A federal judge on Saturday confronted the Trump administration on its treatment of an especially vulnerable population — migrant children in US custody — as the coronavirus pandemic rages.
Judge Dolly Gee of the US District Court in Los Angeles instructed the Health and Human Services Department (HHS) and Immigration and Customs Enforcement (ICE) on Saturday to either promptly release migrant children from custody or explain why they must be kept in detainment amid the pandemic, which has killed more than 2,500 in the US as of March 30, according to the New York Times.
If the agencies fail to do so by April 10, Gee said she will order the government to release about 3,400 children in HHS custody and hundreds more in ICE family detention centers, to either their family members or foster parents. She also said she decided against ordering their immediate release due to the risk of exposing them to the virus, given current travel restrictions.
While children generally have a low risk of becoming seriously ill due to the coronavirus, four children in HHS custody — all of which are housed at facilities in New York — have already tested positive and may have spread it to others, including caretakers and people with underlying health conditions who are more likely to face severe complications.
Because coronavirus poses “unprecedented threats” to the children themselves and those who interact with them, Gee ruled that keeping them in detention likely violates a decades-old agreement that lays out basic standards for their care.
That agreement — known as the the “Flores settlement” — mandates that the government release migrant children “without unnecessary delay,” and keep them in “safe and sanitary conditions” in the meantime.
Gee also appointed an independent monitor to ensure that the government is maintaining such conditions for children in its detention facilities, which she described as “hotbeds for contagion.”
It’s not the first time federal courts have found detention conditions for migrant children lacking. Well before the coronavirus hit, Gee ordered the government to provide migrant children with basic necessities, including toothbrushes and soap, under the same settlement agreement.
The government’s measures to curb coronavirus in immigration detention aren’t enough
The government has made efforts to mitigate the spread of coronavirus in its immigration detention facilities, which house both children and adults, but social contact still poses a serious risk to vulnerable populations.
HHS has stopped sending children in its custody to New York, California, and Washington state, which currently have the highest numbers of confirmed coronavirus cases in the US. It also requires twice-daily temperature checks of children in custody, provides Covid-19 testing, and isolates those found to have tested positive for the virus. (It has not, however, instituted social distancing in its facilities so far.)

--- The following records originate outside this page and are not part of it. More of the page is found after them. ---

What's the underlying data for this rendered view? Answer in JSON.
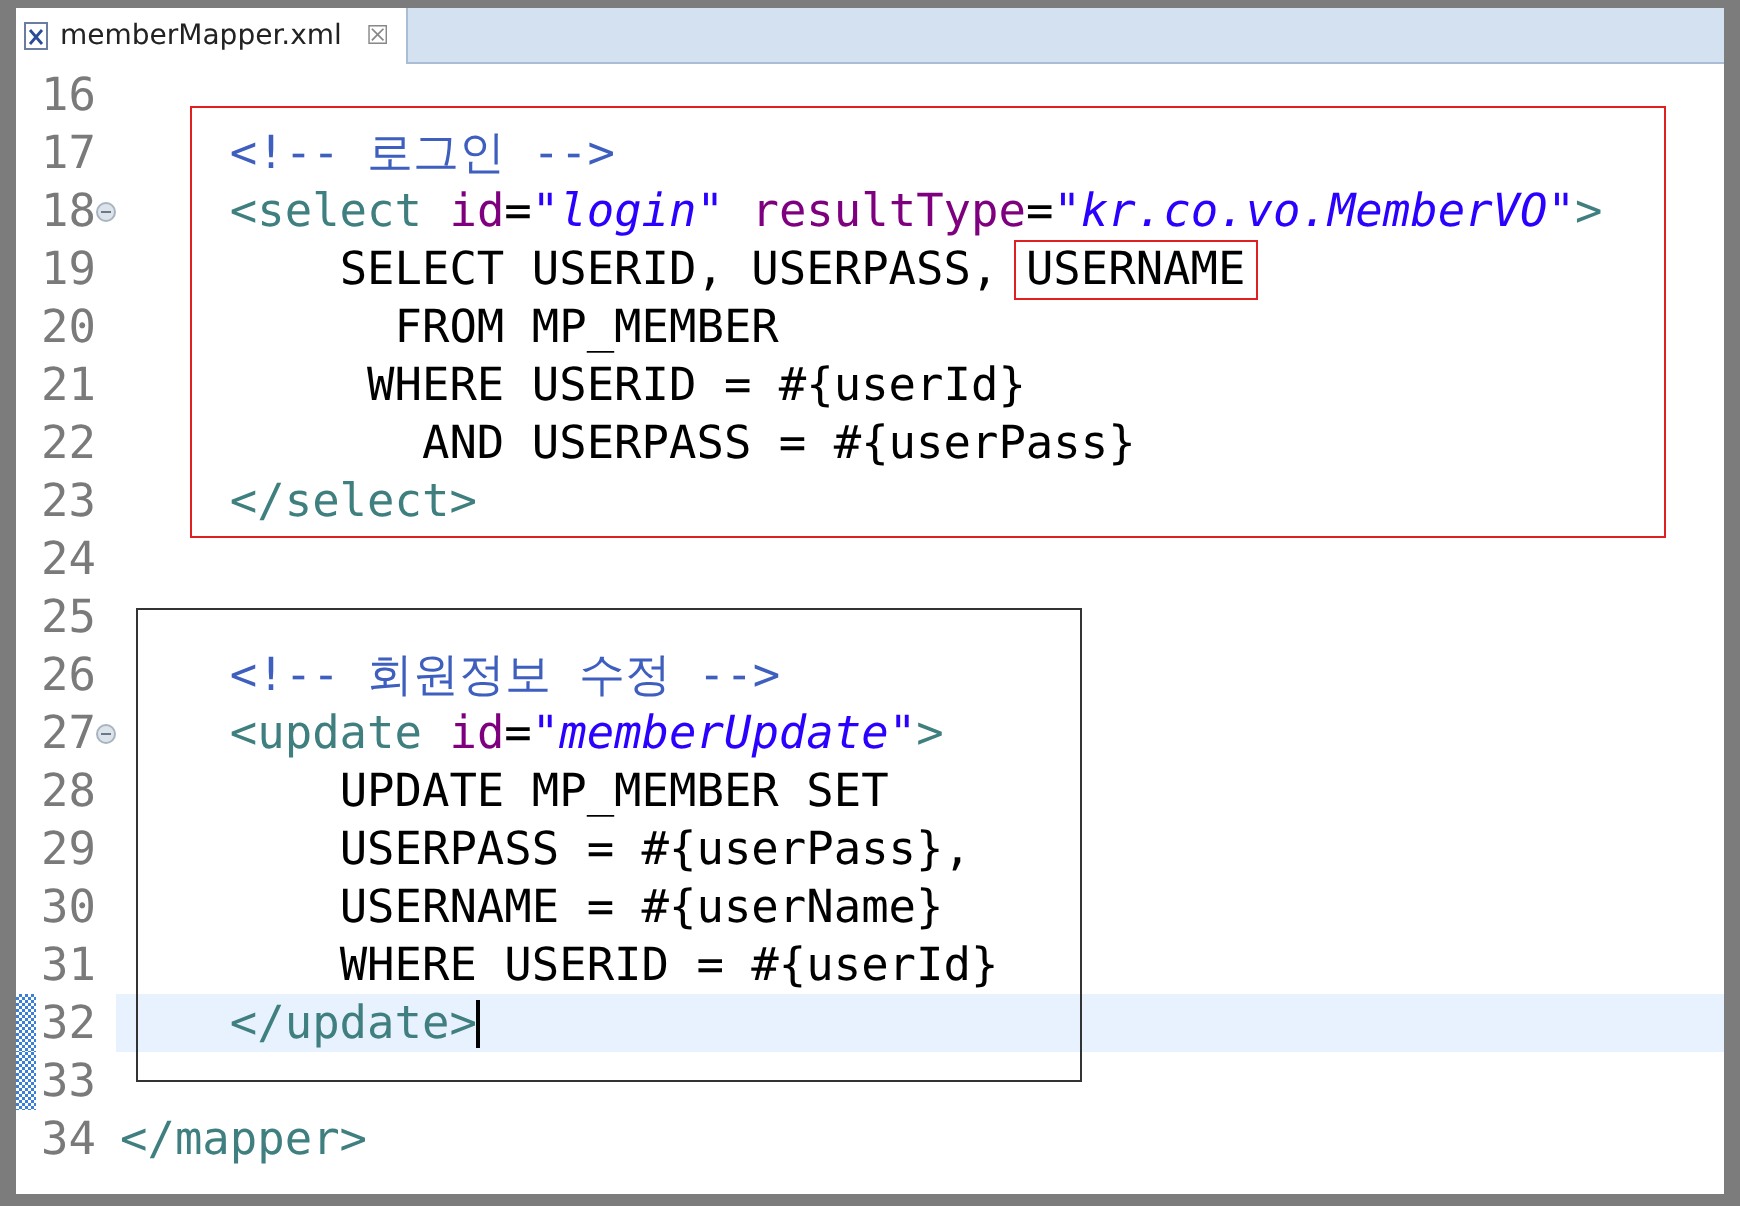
{
  "tab": {
    "title": "memberMapper.xml",
    "close": "☒",
    "selected": true
  },
  "groups": [
    {
      "framed": false,
      "lines": [
        {
          "number": "16",
          "fold": false,
          "current": false,
          "changed": false
        }
      ]
    },
    {
      "framed": true,
      "lines": [
        {
          "number": "17",
          "fold": false,
          "current": false,
          "changed": false,
          "tokens": [
            {
              "kind": "comment",
              "text": "    <!-- 로그인 -->"
            }
          ]
        },
        {
          "number": "18",
          "fold": true,
          "current": false,
          "changed": false,
          "tokens": [
            {
              "kind": "tag",
              "text": "    <select"
            },
            {
              "kind": "attr",
              "text": " id"
            },
            {
              "kind": "text",
              "text": "="
            },
            {
              "kind": "value",
              "text": "\"login\""
            },
            {
              "kind": "attr",
              "text": " resultType"
            },
            {
              "kind": "text",
              "text": "="
            },
            {
              "kind": "value",
              "text": "\"kr.co.vo.MemberVO\""
            },
            {
              "kind": "tag",
              "text": ">"
            }
          ]
        },
        {
          "number": "19",
          "fold": false,
          "current": false,
          "changed": false,
          "tokens": [
            {
              "kind": "text",
              "text": "        SELECT USERID, USERPASS, "
            },
            {
              "kind": "boxed",
              "text": "USERNAME"
            }
          ]
        },
        {
          "number": "20",
          "fold": false,
          "current": false,
          "changed": false,
          "tokens": [
            {
              "kind": "text",
              "text": "          FROM MP_MEMBER"
            }
          ]
        },
        {
          "number": "21",
          "fold": false,
          "current": false,
          "changed": false,
          "tokens": [
            {
              "kind": "text",
              "text": "         WHERE USERID = #{userId}"
            }
          ]
        },
        {
          "number": "22",
          "fold": false,
          "current": false,
          "changed": false,
          "tokens": [
            {
              "kind": "text",
              "text": "           AND USERPASS = #{userPass}"
            }
          ]
        },
        {
          "number": "23",
          "fold": false,
          "current": false,
          "changed": false,
          "tokens": [
            {
              "kind": "tag",
              "text": "    </select>"
            }
          ]
        }
      ]
    },
    {
      "framed": false,
      "lines": [
        {
          "number": "24",
          "fold": false,
          "current": false,
          "changed": false
        }
      ]
    },
    {
      "framed": true,
      "lines": [
        {
          "number": "25",
          "fold": false,
          "current": false,
          "changed": false
        },
        {
          "number": "26",
          "fold": false,
          "current": false,
          "changed": false,
          "tokens": [
            {
              "kind": "comment",
              "text": "    <!-- 회원정보 수정 -->"
            }
          ]
        },
        {
          "number": "27",
          "fold": true,
          "current": false,
          "changed": false,
          "tokens": [
            {
              "kind": "tag",
              "text": "    <update"
            },
            {
              "kind": "attr",
              "text": " id"
            },
            {
              "kind": "text",
              "text": "="
            },
            {
              "kind": "value",
              "text": "\"memberUpdate\""
            },
            {
              "kind": "tag",
              "text": ">"
            }
          ]
        },
        {
          "number": "28",
          "fold": false,
          "current": false,
          "changed": false,
          "tokens": [
            {
              "kind": "text",
              "text": "        UPDATE MP_MEMBER SET"
            }
          ]
        },
        {
          "number": "29",
          "fold": false,
          "current": false,
          "changed": false,
          "tokens": [
            {
              "kind": "text",
              "text": "        USERPASS = #{userPass},"
            }
          ]
        },
        {
          "number": "30",
          "fold": false,
          "current": false,
          "changed": false,
          "tokens": [
            {
              "kind": "text",
              "text": "        USERNAME = #{userName}"
            }
          ]
        },
        {
          "number": "31",
          "fold": false,
          "current": false,
          "changed": false,
          "tokens": [
            {
              "kind": "text",
              "text": "        WHERE USERID = #{userId}"
            }
          ]
        },
        {
          "number": "32",
          "fold": false,
          "current": true,
          "changed": true,
          "tokens": [
            {
              "kind": "tag",
              "text": "    </update>"
            }
          ]
        }
      ]
    },
    {
      "framed": false,
      "lines": [
        {
          "number": "33",
          "fold": false,
          "current": false,
          "changed": true
        },
        {
          "number": "34",
          "fold": false,
          "current": false,
          "changed": false,
          "tokens": [
            {
              "kind": "tag",
              "text": "</mapper>"
            }
          ]
        }
      ]
    }
  ]
}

ICE, which has 38,000 immigrants in detention in more than 130 private and state-run facilities nationwide, was comparatively slower to respond to the pandemic. Only as of March 27 — and only after outcry from immigrant advocates — did ICE begin distributing hand sanitizer and soap more widely to detainees. It also instituted more regular and thorough cleaning in common areas, put schooling on hold in certain states, and encouraged social distancing at mealtimes and in common areas.
But it hasn’t announced any plans to release immigrants, many of whom have no previous criminal convictions.
Despite these measures, medical experts nevertheless fear that immigrants in detention remain particularly vulnerable to Covid-19, the illness caused by the novel coronavirus. Detainees housed in tight quarters can’t maintain social distancing, and medical resources — including personnel, testing kits, and personal protective equipment — are limited in detention centers.
Lawmakers and advocates have been calling for their release, especially for detainees who are older or have underlying health conditions that make them more susceptible to the virus. According to the Centers for Disease Control and Prevention, that includes people with blood disorders, chronic kidney disease, chronic liver disease, compromised immune systems, current or recent pregnancy, endocrine disorders, metabolic disorders, heart disease, lung disease, and neurological and neurodevelopmental conditions.
The American Civil Liberties Union and the Northwest Immigrant Rights Project have already sued ICE to seek the release of vulnerable detainees at one detention center in Tacoma, Washington, which is just outside Seattle, the original epicenter of the Covid-19 outbreak in the US.
Children themselves don’t appear to be vulnerable to the virus unless they have a preexisting health condition that puts them at risk. But the effects of social isolation in detention can be particularly harmful to them, exacerbating psychological trauma and mental health issues during a critical developmental period. They may also be able to carry the virus without exhibiting symptoms, potentially spreading it to those with whom they come in contact.